Founders ask us "when do we scale?" and brace for a strategy answer. The honest answer is operational, and it's quiet.
The signal
We don't recommend scaling — adding people, opening regions, doubling spend — until the same playbook has produced the same result for the third independent unit.
A unit can be a salesperson, a city, a cohort, a channel. What matters is independence: the second result wasn't the founder rescuing the first.
What three repeats actually proves
- The result wasn't a person. (One repeat could be charisma.)
- The result wasn't a market. (Two could be a friendly geography.)
- The result is the system.
Once a system is repeatable, scaling is mostly a financing question. Before that, it's a survival question dressed up as an ambition question.
The trap
The trap is that the second unit usually works almost as well.
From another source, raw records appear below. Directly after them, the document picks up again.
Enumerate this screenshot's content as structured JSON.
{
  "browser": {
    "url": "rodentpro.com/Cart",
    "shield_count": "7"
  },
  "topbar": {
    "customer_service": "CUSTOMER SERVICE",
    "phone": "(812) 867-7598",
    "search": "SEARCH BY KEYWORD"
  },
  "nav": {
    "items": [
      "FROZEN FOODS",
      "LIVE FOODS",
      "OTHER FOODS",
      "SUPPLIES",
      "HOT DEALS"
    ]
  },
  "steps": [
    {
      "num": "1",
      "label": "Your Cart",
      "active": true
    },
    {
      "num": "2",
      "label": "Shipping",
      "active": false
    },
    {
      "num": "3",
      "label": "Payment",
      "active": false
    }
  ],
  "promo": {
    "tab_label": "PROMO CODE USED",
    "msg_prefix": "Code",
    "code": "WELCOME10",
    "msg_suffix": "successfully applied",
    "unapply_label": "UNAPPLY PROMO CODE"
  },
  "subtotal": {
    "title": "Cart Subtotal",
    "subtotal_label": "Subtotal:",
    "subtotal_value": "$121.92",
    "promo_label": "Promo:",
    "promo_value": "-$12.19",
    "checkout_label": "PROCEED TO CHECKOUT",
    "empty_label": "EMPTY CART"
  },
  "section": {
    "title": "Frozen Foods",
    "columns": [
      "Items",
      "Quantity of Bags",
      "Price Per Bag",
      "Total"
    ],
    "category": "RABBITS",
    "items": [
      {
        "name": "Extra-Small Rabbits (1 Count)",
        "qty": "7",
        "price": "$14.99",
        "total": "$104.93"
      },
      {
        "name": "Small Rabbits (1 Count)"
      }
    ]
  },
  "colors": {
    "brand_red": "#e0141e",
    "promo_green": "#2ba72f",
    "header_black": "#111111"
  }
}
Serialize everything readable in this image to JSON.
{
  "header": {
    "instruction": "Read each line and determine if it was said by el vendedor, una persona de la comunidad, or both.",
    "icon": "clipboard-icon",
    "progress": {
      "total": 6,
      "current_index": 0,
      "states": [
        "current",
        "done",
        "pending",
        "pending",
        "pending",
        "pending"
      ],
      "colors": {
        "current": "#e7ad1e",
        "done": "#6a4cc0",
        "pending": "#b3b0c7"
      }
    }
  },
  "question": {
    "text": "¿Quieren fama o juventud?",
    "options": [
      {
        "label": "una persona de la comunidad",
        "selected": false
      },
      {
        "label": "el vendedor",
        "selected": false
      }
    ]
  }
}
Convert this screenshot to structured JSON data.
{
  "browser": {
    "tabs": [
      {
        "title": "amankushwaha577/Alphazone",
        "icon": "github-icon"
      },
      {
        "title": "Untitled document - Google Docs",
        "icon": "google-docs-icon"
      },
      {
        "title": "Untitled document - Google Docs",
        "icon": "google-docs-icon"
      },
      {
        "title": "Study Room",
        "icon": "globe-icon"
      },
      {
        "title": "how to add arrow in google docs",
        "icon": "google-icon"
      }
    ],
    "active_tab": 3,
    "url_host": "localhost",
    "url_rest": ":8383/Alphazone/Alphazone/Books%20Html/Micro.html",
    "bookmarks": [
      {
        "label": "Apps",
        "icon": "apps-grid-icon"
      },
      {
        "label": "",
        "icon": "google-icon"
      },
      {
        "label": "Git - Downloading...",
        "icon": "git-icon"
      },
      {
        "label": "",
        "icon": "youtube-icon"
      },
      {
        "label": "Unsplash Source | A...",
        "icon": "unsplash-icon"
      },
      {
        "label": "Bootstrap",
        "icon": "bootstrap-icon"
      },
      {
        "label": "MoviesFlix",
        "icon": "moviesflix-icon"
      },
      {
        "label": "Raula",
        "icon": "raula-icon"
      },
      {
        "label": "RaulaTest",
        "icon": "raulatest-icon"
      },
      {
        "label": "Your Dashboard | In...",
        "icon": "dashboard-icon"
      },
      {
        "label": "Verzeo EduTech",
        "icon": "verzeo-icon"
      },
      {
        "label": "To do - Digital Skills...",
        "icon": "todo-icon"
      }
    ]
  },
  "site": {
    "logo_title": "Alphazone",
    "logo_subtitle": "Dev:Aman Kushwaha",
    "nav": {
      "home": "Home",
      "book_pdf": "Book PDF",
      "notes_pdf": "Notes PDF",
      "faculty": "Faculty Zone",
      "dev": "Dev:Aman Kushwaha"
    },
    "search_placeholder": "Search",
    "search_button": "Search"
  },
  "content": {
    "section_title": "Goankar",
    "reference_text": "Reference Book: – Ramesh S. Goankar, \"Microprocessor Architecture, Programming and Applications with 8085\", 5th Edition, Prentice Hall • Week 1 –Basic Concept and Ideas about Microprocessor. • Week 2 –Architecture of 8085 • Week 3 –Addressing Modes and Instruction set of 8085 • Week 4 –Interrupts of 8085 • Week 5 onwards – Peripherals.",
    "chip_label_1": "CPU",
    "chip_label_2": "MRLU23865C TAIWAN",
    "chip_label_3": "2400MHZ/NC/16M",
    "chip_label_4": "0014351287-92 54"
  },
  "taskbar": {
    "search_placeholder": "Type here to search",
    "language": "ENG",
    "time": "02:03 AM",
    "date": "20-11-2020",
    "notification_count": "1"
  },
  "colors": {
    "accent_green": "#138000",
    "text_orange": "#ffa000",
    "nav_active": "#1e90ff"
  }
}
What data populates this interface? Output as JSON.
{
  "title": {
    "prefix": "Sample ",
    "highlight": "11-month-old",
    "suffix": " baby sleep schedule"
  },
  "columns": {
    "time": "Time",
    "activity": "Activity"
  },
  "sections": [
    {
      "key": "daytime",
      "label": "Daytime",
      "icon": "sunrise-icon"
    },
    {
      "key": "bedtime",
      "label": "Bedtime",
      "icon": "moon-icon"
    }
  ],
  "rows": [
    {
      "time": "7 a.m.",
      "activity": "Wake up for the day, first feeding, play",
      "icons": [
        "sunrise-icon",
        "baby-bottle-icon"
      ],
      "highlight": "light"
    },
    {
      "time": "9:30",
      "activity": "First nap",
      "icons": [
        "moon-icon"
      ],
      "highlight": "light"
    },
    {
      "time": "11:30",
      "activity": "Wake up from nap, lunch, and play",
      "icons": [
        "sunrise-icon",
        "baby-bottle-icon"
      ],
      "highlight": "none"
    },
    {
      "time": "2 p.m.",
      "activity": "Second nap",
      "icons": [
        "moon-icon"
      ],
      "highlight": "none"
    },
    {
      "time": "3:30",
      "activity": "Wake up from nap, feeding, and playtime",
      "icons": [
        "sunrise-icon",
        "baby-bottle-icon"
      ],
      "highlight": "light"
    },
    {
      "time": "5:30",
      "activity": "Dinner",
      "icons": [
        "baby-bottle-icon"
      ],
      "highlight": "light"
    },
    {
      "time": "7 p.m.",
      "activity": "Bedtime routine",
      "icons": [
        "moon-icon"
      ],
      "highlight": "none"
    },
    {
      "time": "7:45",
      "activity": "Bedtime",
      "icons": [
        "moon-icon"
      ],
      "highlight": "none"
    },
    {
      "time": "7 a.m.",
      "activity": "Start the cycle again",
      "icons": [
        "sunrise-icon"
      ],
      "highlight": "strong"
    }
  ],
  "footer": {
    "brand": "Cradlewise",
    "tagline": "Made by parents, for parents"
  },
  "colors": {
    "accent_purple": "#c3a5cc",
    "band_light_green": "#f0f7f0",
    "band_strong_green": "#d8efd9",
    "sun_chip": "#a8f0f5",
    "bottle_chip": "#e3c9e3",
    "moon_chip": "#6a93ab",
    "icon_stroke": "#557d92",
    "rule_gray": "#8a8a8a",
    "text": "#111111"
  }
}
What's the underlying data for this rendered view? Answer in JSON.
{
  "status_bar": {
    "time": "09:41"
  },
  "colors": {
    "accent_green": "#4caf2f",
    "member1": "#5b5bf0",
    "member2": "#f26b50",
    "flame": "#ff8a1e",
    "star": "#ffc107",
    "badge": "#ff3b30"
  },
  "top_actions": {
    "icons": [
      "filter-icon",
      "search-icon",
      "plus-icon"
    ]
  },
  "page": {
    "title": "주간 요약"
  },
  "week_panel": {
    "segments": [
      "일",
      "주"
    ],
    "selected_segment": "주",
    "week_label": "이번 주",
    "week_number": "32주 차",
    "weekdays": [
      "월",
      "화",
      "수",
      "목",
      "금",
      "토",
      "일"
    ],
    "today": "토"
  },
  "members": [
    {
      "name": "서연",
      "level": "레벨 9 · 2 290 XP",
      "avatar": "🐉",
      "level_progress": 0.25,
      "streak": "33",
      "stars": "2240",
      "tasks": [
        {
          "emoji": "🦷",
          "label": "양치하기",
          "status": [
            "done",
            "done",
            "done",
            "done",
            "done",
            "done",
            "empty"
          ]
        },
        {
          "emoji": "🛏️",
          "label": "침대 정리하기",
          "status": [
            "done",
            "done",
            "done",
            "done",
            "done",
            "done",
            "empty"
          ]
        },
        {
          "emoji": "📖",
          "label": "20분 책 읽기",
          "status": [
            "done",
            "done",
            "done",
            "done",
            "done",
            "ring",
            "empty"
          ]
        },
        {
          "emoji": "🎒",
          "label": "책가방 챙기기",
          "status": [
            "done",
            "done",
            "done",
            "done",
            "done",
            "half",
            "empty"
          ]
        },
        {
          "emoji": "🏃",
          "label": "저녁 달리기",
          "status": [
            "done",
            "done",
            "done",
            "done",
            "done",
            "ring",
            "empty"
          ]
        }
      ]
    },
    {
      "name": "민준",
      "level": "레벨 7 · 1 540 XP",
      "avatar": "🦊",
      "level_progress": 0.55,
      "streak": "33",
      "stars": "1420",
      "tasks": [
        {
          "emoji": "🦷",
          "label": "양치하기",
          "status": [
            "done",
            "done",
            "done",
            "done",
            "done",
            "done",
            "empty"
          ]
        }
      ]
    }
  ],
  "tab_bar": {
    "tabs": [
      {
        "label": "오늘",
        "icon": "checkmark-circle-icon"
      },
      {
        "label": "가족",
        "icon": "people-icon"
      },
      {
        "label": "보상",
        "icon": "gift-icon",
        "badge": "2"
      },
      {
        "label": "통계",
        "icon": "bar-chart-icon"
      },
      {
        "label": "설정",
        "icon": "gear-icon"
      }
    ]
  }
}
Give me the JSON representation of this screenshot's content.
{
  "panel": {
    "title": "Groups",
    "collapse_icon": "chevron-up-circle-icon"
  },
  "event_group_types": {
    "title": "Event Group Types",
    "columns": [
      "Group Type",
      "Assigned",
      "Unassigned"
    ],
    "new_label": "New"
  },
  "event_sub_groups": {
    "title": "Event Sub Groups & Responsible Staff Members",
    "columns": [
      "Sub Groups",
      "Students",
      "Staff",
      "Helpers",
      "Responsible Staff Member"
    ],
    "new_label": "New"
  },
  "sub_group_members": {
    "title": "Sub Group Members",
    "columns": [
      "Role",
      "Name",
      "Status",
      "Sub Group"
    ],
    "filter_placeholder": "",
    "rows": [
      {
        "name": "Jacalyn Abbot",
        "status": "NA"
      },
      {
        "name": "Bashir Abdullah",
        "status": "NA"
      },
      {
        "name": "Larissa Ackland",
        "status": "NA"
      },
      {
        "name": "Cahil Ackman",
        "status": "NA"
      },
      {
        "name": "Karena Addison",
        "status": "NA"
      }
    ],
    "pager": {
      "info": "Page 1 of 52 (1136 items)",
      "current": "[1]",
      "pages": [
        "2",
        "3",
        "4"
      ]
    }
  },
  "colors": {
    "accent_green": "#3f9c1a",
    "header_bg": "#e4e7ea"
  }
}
It's tempting to read that as "good enough to scale," but the gap between unit two and unit three is where most companies break. That gap is where the founder's invisible labor hits its ceiling.
A practical exercise
Write down — for each unit you've shipped — the answers to:
- What did this unit not need from me?
- What did it need that I provided invisibly?
- What would have to be true for the next unit to need neither?
If you can't answer (3) crisply, you don't have a system yet. You have a streak.
Streaks are wonderful. They're just not what you scale on.